Saisonarbeitskräfte werden gebraucht
Die Lieferketten funktionieren, die Versorgung ist gewährleistet, die Preise sind stabil – das waren Julia Klöckners Aussagen an die Verbraucher. Doch auch die Ministerin ist im Krisenmodus – denn trotz aller Zusicherungen trifft das Coronavirus die Landwirtschaft hart.
Die Spargelernte steht kurz bevor, doch ausländische Saisonarbeiter können aufgrund der geschlossenen Grenzen nur schwerlich bis gar nicht einreisen. „Zwischen April und Ende Oktober haben wir den größten Bedarf an Saisonarbeitern“, sagte Bauernverband-Präsident Joachim Rukwied.
Klöckner will Saisonarbeiter einfliegen lassen
286.000 Saisonarbeitskräfte seien allein in der Landwirtschaft tätig, helfen bei der Ernte, aber auch in den Ställen, wo die Tiere gefüttert und gemolken werden müssen. Viele von ihnen kommen für gewöhnlich aus Osteuropa.
Wie kommen diese Saisonarbeiter nun ins Land?

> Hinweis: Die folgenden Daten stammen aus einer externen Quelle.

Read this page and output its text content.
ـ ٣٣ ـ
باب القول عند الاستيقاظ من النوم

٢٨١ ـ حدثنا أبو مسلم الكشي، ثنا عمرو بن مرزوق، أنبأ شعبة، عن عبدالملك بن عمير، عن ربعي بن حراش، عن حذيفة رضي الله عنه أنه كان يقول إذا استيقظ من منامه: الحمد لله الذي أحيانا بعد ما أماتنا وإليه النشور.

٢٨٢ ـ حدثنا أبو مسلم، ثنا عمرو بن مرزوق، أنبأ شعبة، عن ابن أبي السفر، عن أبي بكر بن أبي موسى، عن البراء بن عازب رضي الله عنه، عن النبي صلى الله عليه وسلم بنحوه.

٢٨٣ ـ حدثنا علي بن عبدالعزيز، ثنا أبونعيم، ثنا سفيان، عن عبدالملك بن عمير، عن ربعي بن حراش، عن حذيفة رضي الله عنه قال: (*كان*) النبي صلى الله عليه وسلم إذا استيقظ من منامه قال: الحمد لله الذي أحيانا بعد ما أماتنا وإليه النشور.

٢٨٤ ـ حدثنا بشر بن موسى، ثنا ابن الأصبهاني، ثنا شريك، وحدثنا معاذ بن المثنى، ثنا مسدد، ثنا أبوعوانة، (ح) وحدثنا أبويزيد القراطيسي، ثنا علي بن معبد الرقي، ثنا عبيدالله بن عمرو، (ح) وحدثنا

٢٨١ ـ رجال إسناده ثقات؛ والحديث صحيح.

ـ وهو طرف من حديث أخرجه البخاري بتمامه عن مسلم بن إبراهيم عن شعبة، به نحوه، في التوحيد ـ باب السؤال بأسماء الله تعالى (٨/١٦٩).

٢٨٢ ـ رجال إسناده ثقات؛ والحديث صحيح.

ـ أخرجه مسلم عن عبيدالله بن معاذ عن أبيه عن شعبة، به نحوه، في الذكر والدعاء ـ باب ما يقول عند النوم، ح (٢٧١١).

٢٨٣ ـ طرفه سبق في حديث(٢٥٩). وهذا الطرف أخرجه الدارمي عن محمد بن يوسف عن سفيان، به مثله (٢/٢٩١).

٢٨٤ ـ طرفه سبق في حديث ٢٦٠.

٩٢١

Laut Klöckner werde geprüft, ob man sie einfliegen könne. Unter anderem habe sie dazu ein Telefonat mit Lufthansa-Chef Carsten Spohr geführt.
Klöckner: Landwirtschaft soll kritische Infrastruktur werden
Daneben setzt die Landwirtschaftsministerin auf „kreative Lösungen“. Sie könne sich beispielsweise regional organisierte Jobbörsen vorstellen, sagte die CDU-Politikerin. So könnten Mitarbeiter von Branchen, die derzeit aufgrund der Pandemie nicht produzieren können, in der Landwirtschaft aushelfen.
Zunächst sei aber wichtig, dass die Landwirtschafts- und Ernährungsbranche als kritische Infrastruktur von den Ländern anerkannt wird. So können Mitarbeiter die Möglichkeit erhalten, trotz geschlossener Kitas und Schulen ihre Kinder in eine Notbetreuung zu geben.
Forderungskatalog aus der Ernährungswirtschaft
Aber nicht nur die Saisonarbeiter sind ein Problem. An den geschlossenen Grenzen gibt es etwa oftmals keine Sonderspuren für Lkws. Das müsse sich schnell ändern, forderte Klöckner.
Aus der Ernährungsindustrie kommt gleich ein ganzer Forderungskatalog für die Krise. Die maximale Arbeitszeit von derzeit zehn Stunden pro Tag müsse angehoben, Mehrarbeit bei Angestellten auf 450-Euro-Basis zugelassen und die Ruhezeitregelungen im Fernverkehr angepasst werden, forderte von Boetticher. Außerdem brauche es einen Coronavirus-Schnelltest, sodass nicht direkt ganze Betriebe unter Quarantäne geraten.